THE KIRK ADAM GALLERY, occupying the second and third floors of funky Father & Son Antiques in downtown Raleigh, sold a piece of art to Martha Stewart last week. Gallery owner Kirk Adam said designer Kelly Von Patter, who is working for Stewart on the interior design of a set of model homes in Cary, bought a charcoal piece by Raleigh artist Mark Corson on Saturday. Adam described the piece as “abstracted, with a lot of lines,” and said it is part of a series by Corson called Gun Metal Studies. He would not disclose the price.
The model homes are part of Twin Lakes, a subdivision of 650 homes being built by national homebuilding conglomerate KB Home. Stewart’s Web site describes Twin Lakes as “a unique community … featuring houses inspired by my own homes in New York and Maine.”

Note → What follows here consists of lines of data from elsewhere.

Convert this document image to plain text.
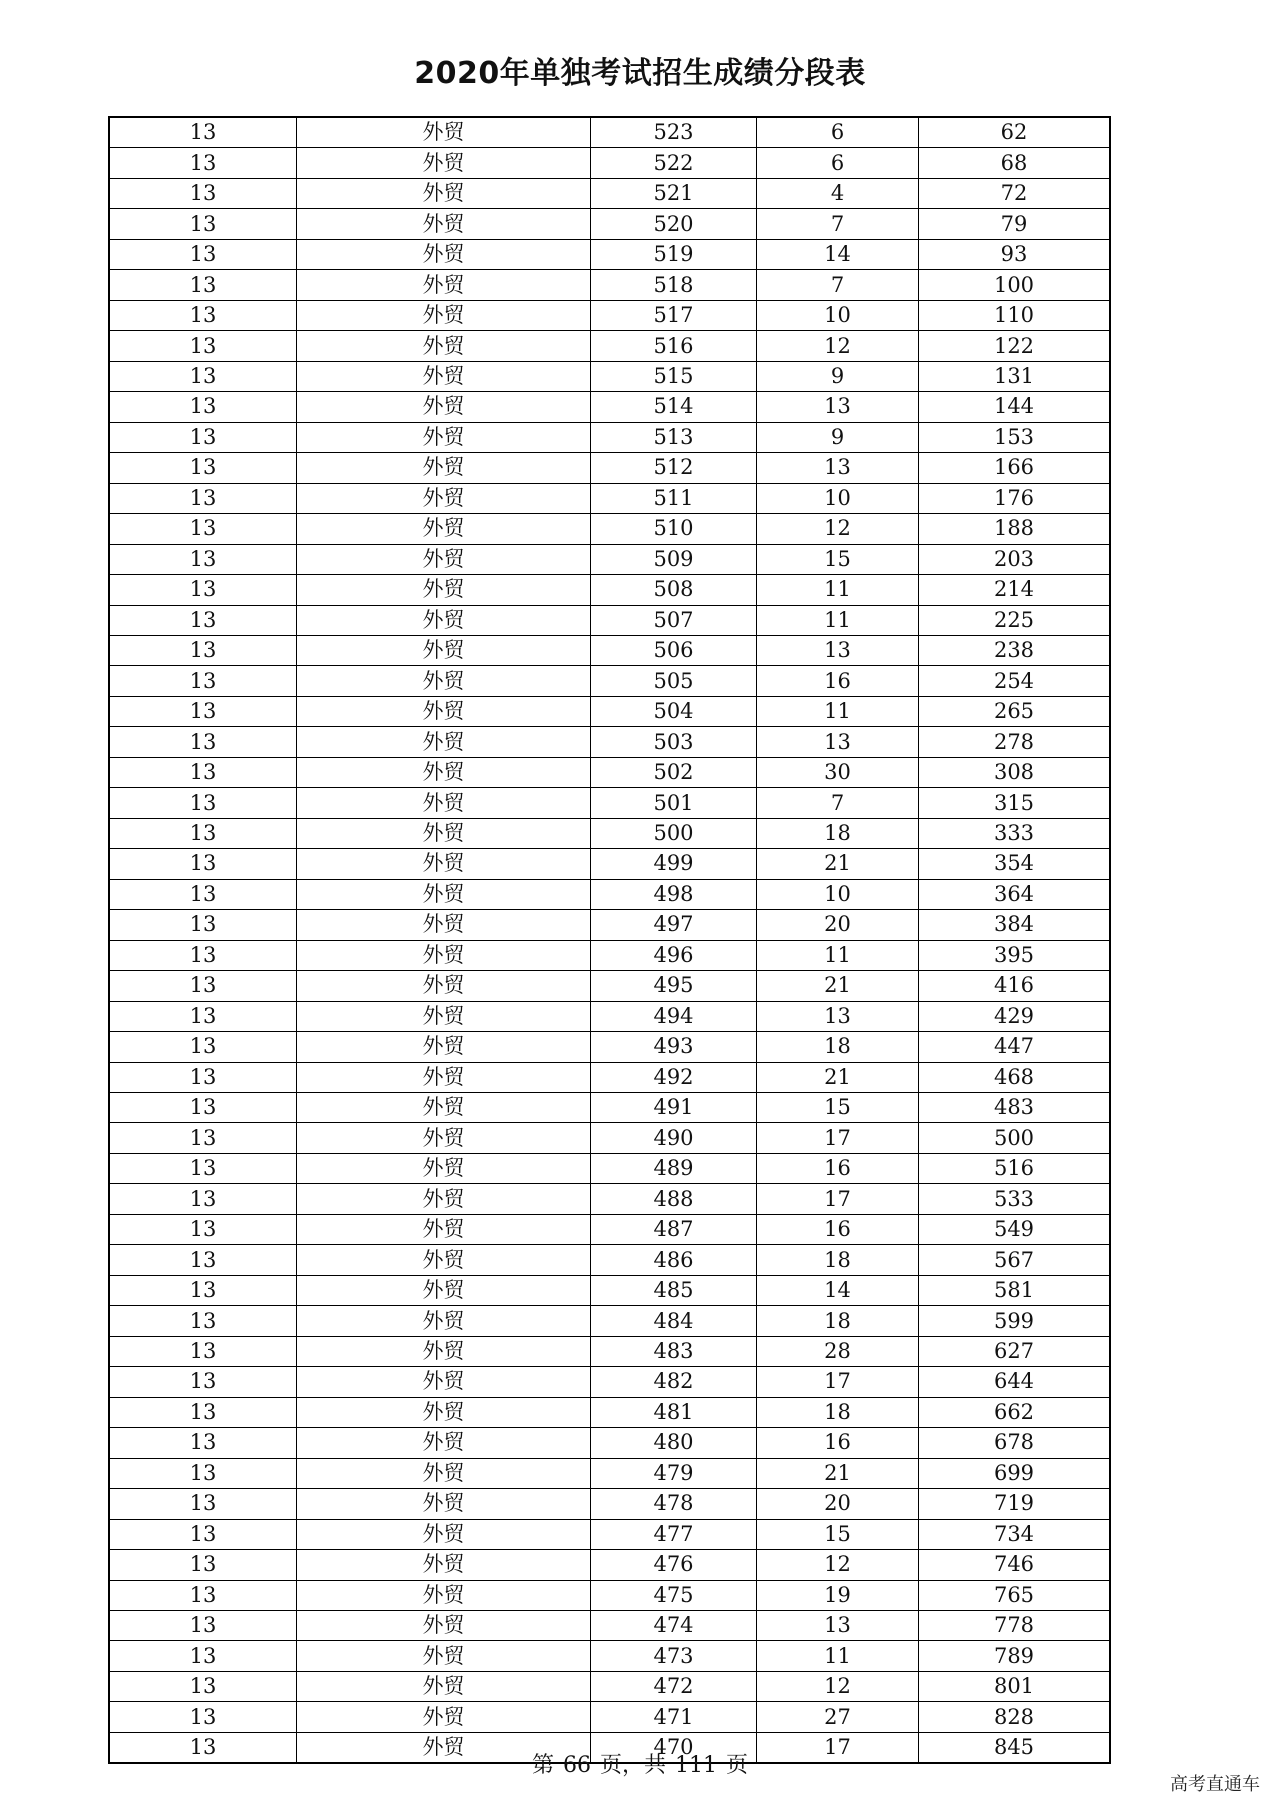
2020年单独考试招生成绩分段表
13	外贸	523	6	62
13	外贸	522	6	68
13	外贸	521	4	72
13	外贸	520	7	79
13	外贸	519	14	93
13	外贸	518	7	100
13	外贸	517	10	110
13	外贸	516	12	122
13	外贸	515	9	131
13	外贸	514	13	144
13	外贸	513	9	153
13	外贸	512	13	166
13	外贸	511	10	176
13	外贸	510	12	188
13	外贸	509	15	203
13	外贸	508	11	214
13	外贸	507	11	225
13	外贸	506	13	238
13	外贸	505	16	254
13	外贸	504	11	265
13	外贸	503	13	278
13	外贸	502	30	308
13	外贸	501	7	315
13	外贸	500	18	333
13	外贸	499	21	354
13	外贸	498	10	364
13	外贸	497	20	384
13	外贸	496	11	395
13	外贸	495	21	416
13	外贸	494	13	429
13	外贸	493	18	447
13	外贸	492	21	468
13	外贸	491	15	483
13	外贸	490	17	500
13	外贸	489	16	516
13	外贸	488	17	533
13	外贸	487	16	549
13	外贸	486	18	567
13	外贸	485	14	581
13	外贸	484	18	599
13	外贸	483	28	627
13	外贸	482	17	644
13	外贸	481	18	662
13	外贸	480	16	678
13	外贸	479	21	699
13	外贸	478	20	719
13	外贸	477	15	734
13	外贸	476	12	746
13	外贸	475	19	765
13	外贸	474	13	778
13	外贸	473	11	789
13	外贸	472	12	801
13	外贸	471	27	828
13	外贸	470	17	845
第 66 页，共 111 页
高考直通车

It’s unclear whether or how the piece of art might be used, but Adam says Von Patter has visited the gallery twice looking for pieces to decorate the rooms of the houses.
“Hopefully, Mark will sell more pieces of art now,” Adam said.
PRINCEVILLE is rising from the floodwaters of Hurricane Floyd, with a little help from the Princeville and North Carolina Language and Life Project at NCSU. The coastal town was founded by freed slaves in 1865, and after enduring more than a century of racism and economic hardship, it was almost completely destroyed by Floyd in 1999. The premiere screening of a documentary film about Princeville’s history and survival will help to raise money for an African-American history museum there. This Side of the River: Self-determination and Survival in the Oldest Black Town in America premieres Tuesday, Feb. 28 at 7 p.m. at the Hayti Heritage Center in Durham. Filmmakers Ryan Rowe and Drew Grimes will be on hand, as will Princeville citizens including blues artist George Higgs. North Carolina NAACP president the Rev. Dr. William Barber II will speak, and a panel discussion will follow the film. See www.talkingnc.com for more info.